So, with enterprise advertisements come other endeavors. Public relations isn't just buying ads. Youtool, Fakebook, and Twatter are engaging in public relations campaigns presently by banning reams of their more critical users.
There are already professional flaggers on Steemit paid by sources off chain. It is ludicrously easy to crush almost any account that doesn't have significant financial backing.
This is why I'm even commenting. Whether you bring this to fruition or not, those forces are going to be impacting Steemit at an accelerating rate.
How about this: give me some ideas to protect the social media mechanism of rewarding content creators from being coopted by marketers. Consider it a necessary adjunct to the business of mining attention on a social media platform, since if the platform devolves into mere mining, folks'll bail. It's already on it's last legs. Most upvotes are delivered by bots. Curation trails, and the like, are bots.

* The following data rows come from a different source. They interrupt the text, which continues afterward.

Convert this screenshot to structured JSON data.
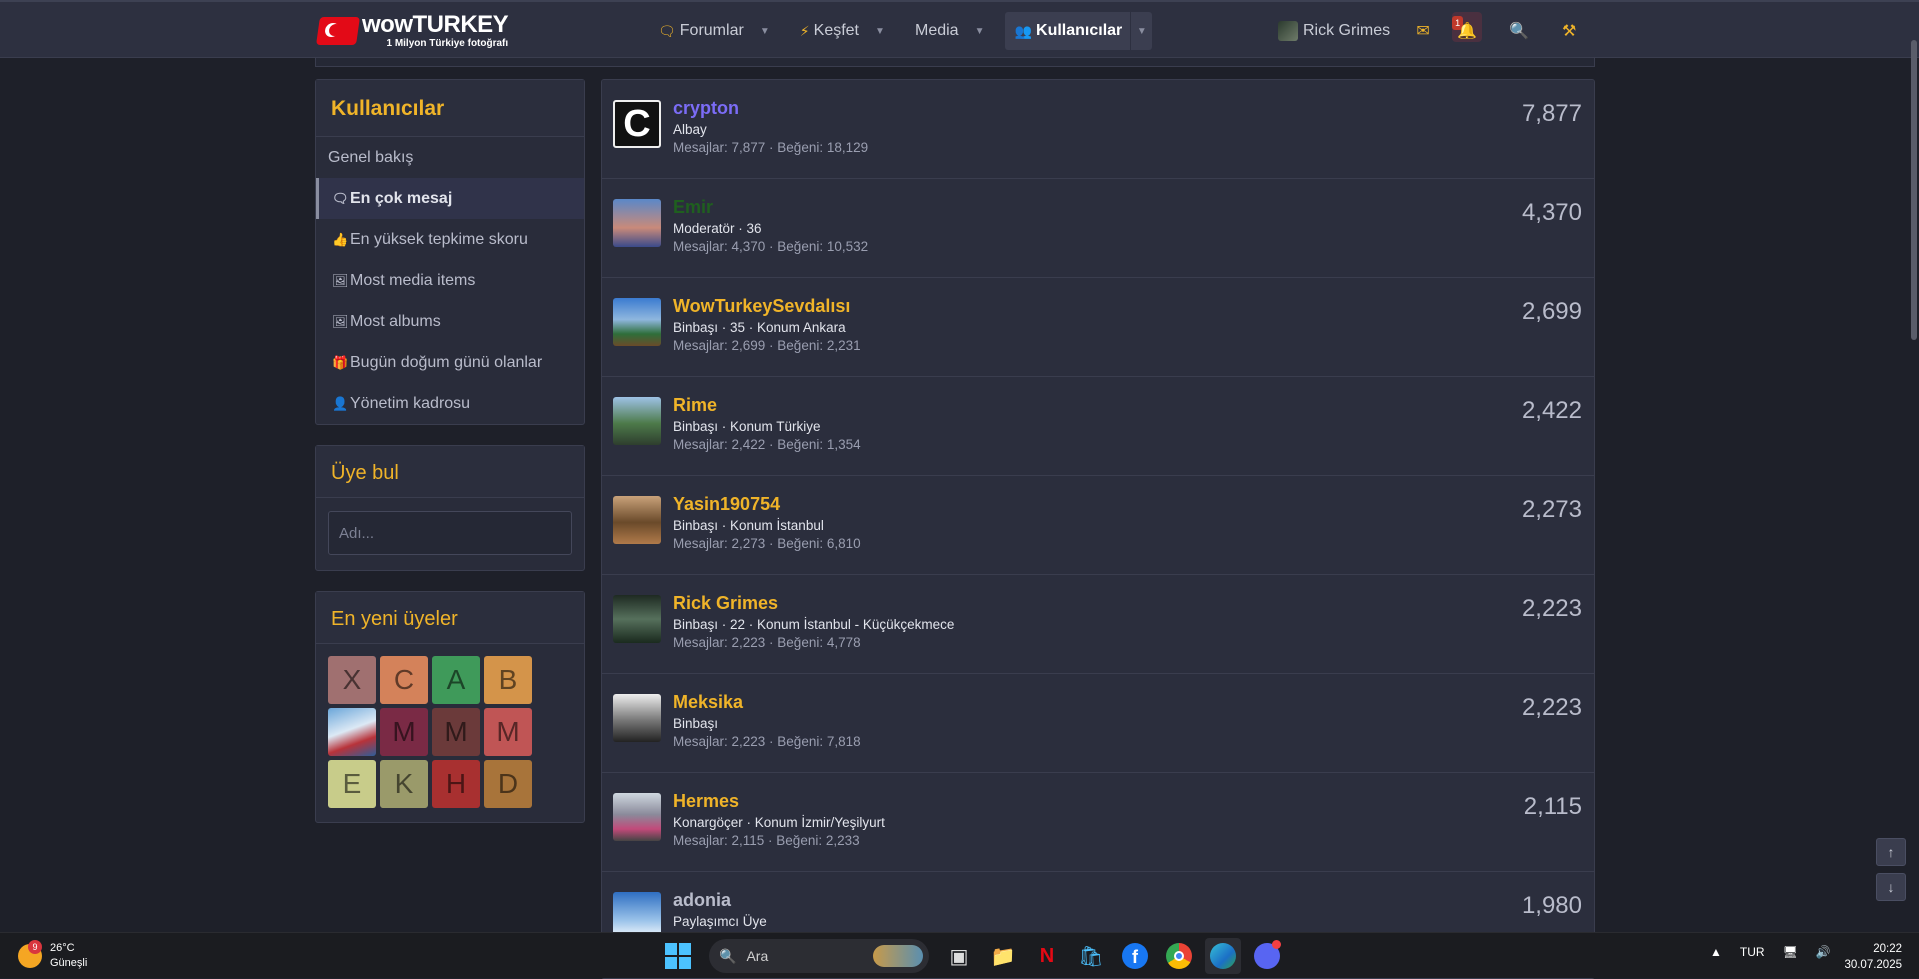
{
  "header": {
    "logo_name": "wowTURKEY",
    "logo_sub": "1 Milyon Türkiye fotoğrafı",
    "nav": [
      {
        "label": "Forumlar",
        "icon": "forum-icon"
      },
      {
        "label": "Keşfet",
        "icon": "bolt-icon"
      },
      {
        "label": "Media",
        "icon": ""
      },
      {
        "label": "Kullanıcılar",
        "icon": "users-icon"
      }
    ],
    "user_name": "Rick Grimes",
    "alerts_badge": "1"
  },
  "sidebar": {
    "title": "Kullanıcılar",
    "items": [
      {
        "label": "Genel bakış"
      },
      {
        "label": "En çok mesaj"
      },
      {
        "label": "En yüksek tepkime skoru"
      },
      {
        "label": "Most media items"
      },
      {
        "label": "Most albums"
      },
      {
        "label": "Bugün doğum günü olanlar"
      },
      {
        "label": "Yönetim kadrosu"
      }
    ],
    "find_title": "Üye bul",
    "find_placeholder": "Adı...",
    "newest_title": "En yeni üyeler",
    "newest": [
      {
        "letter": "X",
        "color": "#a07070"
      },
      {
        "letter": "C",
        "color": "#d4825a"
      },
      {
        "letter": "A",
        "color": "#3f9a5a"
      },
      {
        "letter": "B",
        "color": "#d4944a"
      },
      {
        "letter": "",
        "color": "image"
      },
      {
        "letter": "M",
        "color": "#7a2a45"
      },
      {
        "letter": "M",
        "color": "#6b3a3a"
      },
      {
        "letter": "M",
        "color": "#c05555"
      },
      {
        "letter": "E",
        "color": "#c8cc8a"
      },
      {
        "letter": "K",
        "color": "#9a9a6a"
      },
      {
        "letter": "H",
        "color": "#a83030"
      },
      {
        "letter": "D",
        "color": "#a8743a"
      }
    ]
  },
  "members": [
    {
      "name": "crypton",
      "name_color": "#7b6cf6",
      "title": "Albay",
      "stats": "Mesajlar: 7,877 · Beğeni: 18,129",
      "count": "7,877",
      "avatar": "letter-c"
    },
    {
      "name": "Emir",
      "name_color": "#1f5f1f",
      "title": "Moderatör · 36",
      "stats": "Mesajlar: 4,370 · Beğeni: 10,532",
      "count": "4,370",
      "avatar": "photo"
    },
    {
      "name": "WowTurkeySevdalısı",
      "name_color": "#f0b429",
      "title": "Binbaşı · 35 · Konum Ankara",
      "stats": "Mesajlar: 2,699 · Beğeni: 2,231",
      "count": "2,699",
      "avatar": "photo"
    },
    {
      "name": "Rime",
      "name_color": "#f0b429",
      "title": "Binbaşı · Konum Türkiye",
      "stats": "Mesajlar: 2,422 · Beğeni: 1,354",
      "count": "2,422",
      "avatar": "photo"
    },
    {
      "name": "Yasin190754",
      "name_color": "#f0b429",
      "title": "Binbaşı · Konum İstanbul",
      "stats": "Mesajlar: 2,273 · Beğeni: 6,810",
      "count": "2,273",
      "avatar": "photo"
    },
    {
      "name": "Rick Grimes",
      "name_color": "#f0b429",
      "title": "Binbaşı · 22 · Konum İstanbul - Küçükçekmece",
      "stats": "Mesajlar: 2,223 · Beğeni: 4,778",
      "count": "2,223",
      "avatar": "photo"
    },
    {
      "name": "Meksika",
      "name_color": "#f0b429",
      "title": "Binbaşı",
      "stats": "Mesajlar: 2,223 · Beğeni: 7,818",
      "count": "2,223",
      "avatar": "photo"
    },
    {
      "name": "Hermes",
      "name_color": "#f0b429",
      "title": "Konargöçer · Konum İzmir/Yeşilyurt",
      "stats": "Mesajlar: 2,115 · Beğeni: 2,233",
      "count": "2,115",
      "avatar": "photo"
    },
    {
      "name": "adonia",
      "name_color": "#b9bccb",
      "title": "Paylaşımcı Üye",
      "stats": "",
      "count": "1,980",
      "avatar": "photo"
    }
  ],
  "taskbar": {
    "temp": "26°C",
    "weather": "Güneşli",
    "weather_badge": "9",
    "search": "Ara",
    "lang": "TUR",
    "time": "20:22",
    "date": "30.07.2025"
  }
}
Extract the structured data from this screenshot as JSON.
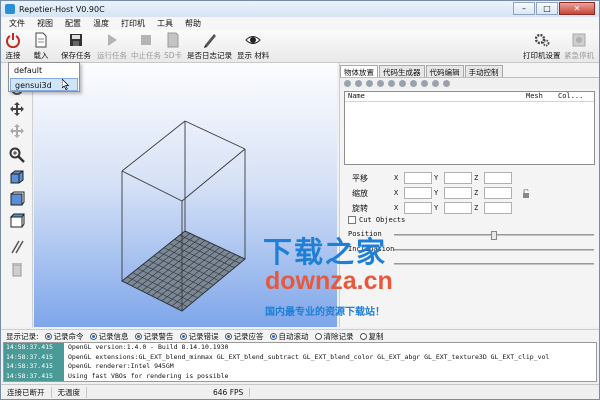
{
  "window": {
    "title": "Repetier-Host V0.90C",
    "minimize": "–",
    "maximize": "□",
    "close": "✕"
  },
  "menu": [
    "文件",
    "视图",
    "配置",
    "温度",
    "打印机",
    "工具",
    "帮助"
  ],
  "toolbar": {
    "connect": "连接",
    "load": "载入",
    "save_job": "保存任务",
    "run_job": "运行任务",
    "stop_job": "中止任务",
    "sd_card": "SD卡",
    "log_toggle": "是否日志记录",
    "show_material": "显示 材料",
    "printer_settings": "打印机设置",
    "emergency_stop": "紧急停机"
  },
  "dropdown": {
    "items": [
      "default",
      "gensui3d"
    ],
    "highlighted": 1
  },
  "right_panel": {
    "tabs": [
      "物体放置",
      "代码生成器",
      "代码编辑",
      "手动控制"
    ],
    "active_tab": 0,
    "object_table_headers": [
      "Name",
      "Mesh",
      "Col..."
    ],
    "transform_rows": [
      {
        "label": "平移",
        "axes": [
          "X",
          "Y",
          "Z"
        ]
      },
      {
        "label": "缩放",
        "axes": [
          "X",
          "Y",
          "Z"
        ]
      },
      {
        "label": "旋转",
        "axes": [
          "X",
          "Y",
          "Z"
        ]
      }
    ],
    "cut_objects": "Cut Objects",
    "position_label": "Position",
    "inclination_label": "Inclination",
    "position_level": 0.5,
    "inclination_level": 0.0
  },
  "watermark": {
    "line1": "下载之家",
    "line2": "downza.cn",
    "line3": "国内最专业的资源下载站！"
  },
  "log_bar": {
    "label": "显示记录:",
    "options": [
      "记录命令",
      "记录信息",
      "记录警告",
      "记录错误",
      "记录应答",
      "自动滚动",
      "清除记录",
      "复制"
    ]
  },
  "log_lines": [
    {
      "time": "14:58:37.415",
      "msg": "OpenGL version:1.4.0 - Build 8.14.10.1930"
    },
    {
      "time": "14:58:37.415",
      "msg": "OpenGL extensions:GL_EXT_blend_minmax GL_EXT_blend_subtract GL_EXT_blend_color GL_EXT_abgr GL_EXT_texture3D GL_EXT_clip_vol"
    },
    {
      "time": "14:58:37.415",
      "msg": "OpenGL renderer:Intel 945GM"
    },
    {
      "time": "14:58:37.415",
      "msg": "Using fast VBOs for rendering is possible"
    }
  ],
  "status": {
    "connection": "连接已断开",
    "temperature": "无温度",
    "fps": "646 FPS"
  },
  "colors": {
    "accent": "#1f7fd6",
    "watermark_orange": "#e8583a",
    "log_time_bg": "#4a9a98",
    "grid": "#5c6670"
  }
}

You see the growth in new accounts attracted by an idea whose time has come: social media that monetizes the content providers themselves. Us. However you probably haven't learned yet that Steemit retains about ~10% of accounts YOY. 90% of folks bail.
Your idea to better market upvotes isn't going to positively impact that issue on it's face, and will be dependent on that issue being resolved for it's success. So you have the very basis for your proposed business teetering on the brink of collapse, and no one could be more motivated to fix the problem.
Society needs to occur organically, or it will devolve into ever more blatant commercial enterprises. We complain about minimalls and the frankly creepy stalking advertising is based on, and making Steemit an automated marketing and cryptomining scheme isn't going to elicit good content and engagement between people as society must to fulfill our needs as a species.
So, how you gonna reconcile this reformation of the bots with the fact that the bots are degrading society here, and already doing it at an ever increasing rate?
I'd sure appreciate some good news here.